Disorder anisotropy of layered structure in multi-band MgB2 superconducting materials with high critical current performance

Layered crystal structures of various materials form through strong in-plane covalent and weaker out-of -plane bonding. The different bonding states can lead to the appearance of anisotropies not only of electronic/electrical and magnetic properties but also of structural disorder. A deeper understanding of the disorder anisotropy is essential to carry out structural modification and to enhance the material properties. However, in the case of multi-band MgB2 superconducting materials that have layered structures, including graphene-like and six-membered rings, the nature and extent of the disorder anisotropy are not well understood. Also unknown is the influence on the transport critical current performance under magnetic fields in terms of charge-carrier scattering and vortex pinning. Herein, we have investigated the disorder anisotropy to reveal the relation with the in-field superconductivity. The MgB(2 )phase formed by appropriate sintering conditions with carbon doping for high transport critical current performance exhibited a small anisotropy in the strain distribution and a large anisotropy in the crystallite size. The anisotropic behavior reflects small out-of-plane domains of crystallites with the strain distribution. The disordered formation may be the reason why the pi band is usually dirtier than the sigma band.

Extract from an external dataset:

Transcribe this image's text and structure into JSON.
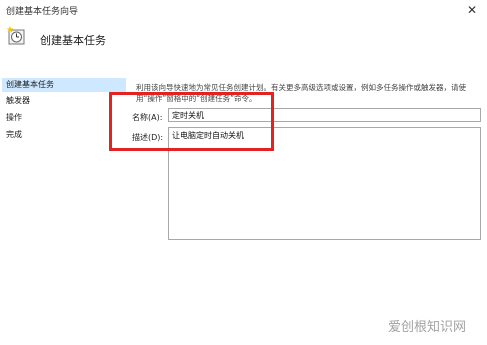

In contrast, although the strain distribution in the in-plane structural state can be selectively tuned by carbon doping, the in-plane crystal growth is still considerably large. Such in-plane crystallization has shortcomings in terms of scattering and pinning. We therefore argue that further selective modification of the disordered structure, especially for the in-plane size properties, is a practical approach to achieve enhancement beyond the currently attainable transport performance. Crown Copyright (C) 2022 Published by Elsevier B.V. All rights reserved.

Automated summary

Layered crystal structures form anisotropies in electronic, magnetic, and structural properties. Understanding the disorder anisotropy is crucial for enhancing material properties. The disorder anisotropy and its influence on in-field superconductivity in multi-band MgB2 materials are investigated. The results show that selective modification of the disordered structure, especially regarding in-plane size properties, is a practical approach for enhancing transport performance.